For the photographers in this situation, the quality of photos often depended on the luck of the draw of where the action on the field took place. Manual-focus film cameras would eventually be replaced by high-resolution digital cameras with foolproof autofocus, giant telephoto lenses and unlimited digital storage. Long gone were the days of changing rolls of film as fast as you could in between big plays.
“The best photos always were the ones with the play right in front of you taken with your wide-angle lens,” Biever said.
Photographers’ memories of big games often relate to how good their photos turned out and rarely the score or who was playing the halftime show.
For this year’s game, the strategy is simple: “I’m looking to not miss the best play because if you do you have a year to think about that.”
Biever had great experiences at San Diego’s three Super Bowls.

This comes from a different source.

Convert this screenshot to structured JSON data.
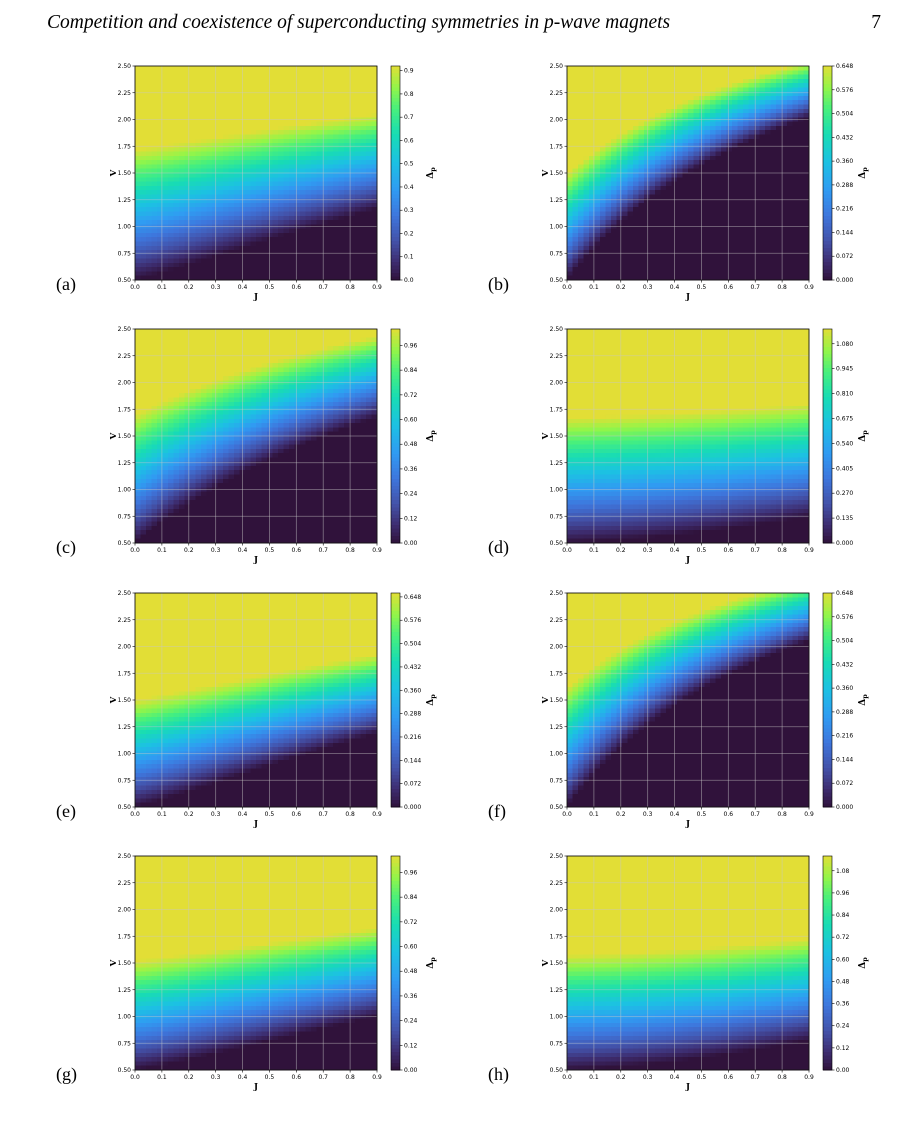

In 1988, he had the cover of the magazine with the game’s MVP, Redskins quarterback Doug Williams, but also a two-page spread of Williams grimacing as his knee twisted early in the game. In 2003, he had the cover again, this time of the Buccaneers’ Joe Jurevicius stiff-arming a Raiders player at Qualcomm Stadium. The 2003 game was the magazine’s first all-digital photography Super Bowl.
When asked to pick his favorite game he responded, “It’s the Super Bowl. They all have their own storyline.”
Another photo that stands out to him is one of Green Bay Packers linebacker Diyral Briggs, shrouded in confetti holding a preprinted newspaper with the headline “WORLD CHAMPS” after the 2011 Super Bowl in Texas. While other photographers were chasing around the game’s MVP, quarterback Aaron Rodgers, Biever made this quiet frame of Briggs holding up The Milwaukee Journal-Sentinel, his former newspaper. His team winning, his old newspaper and a double-page spread in the magazine of the photo is the one that stirs an emotional connection for Biever.
In 2012, Biever took a buyout from Sports Illustrated but continued to do occasional assignments. The next year he moved to San Diego and later married his longtime assistant Deb Finnegan. “It wasn’t a hard sell moving from Wisconsin to San Diego,” he said.
To commemorate the NFL’s 100th season in 2019, a panel of the top photographers and photo editors selected the 100 greatest NFL pictures. More than a handful have the Biever name on them. Biever, his brother and his dad were all included. “It is special to have all three of us in there. My dad had some classics.”
Part of Sunday will be much like the first Super Bowl, with a beautiful Los Angeles day and temperatures in the mid-80s. But the game will be played on artificial turf and under artificial lights in a covered stadium. Missing will be the uniforms covered in dirt or shadows crossing the field, things that often make a good photograph great. But one thing will be the same: Biever, who will be working for NFL Photos, will have his cache of Nikons, scouring the field hoping to capture the play of the game.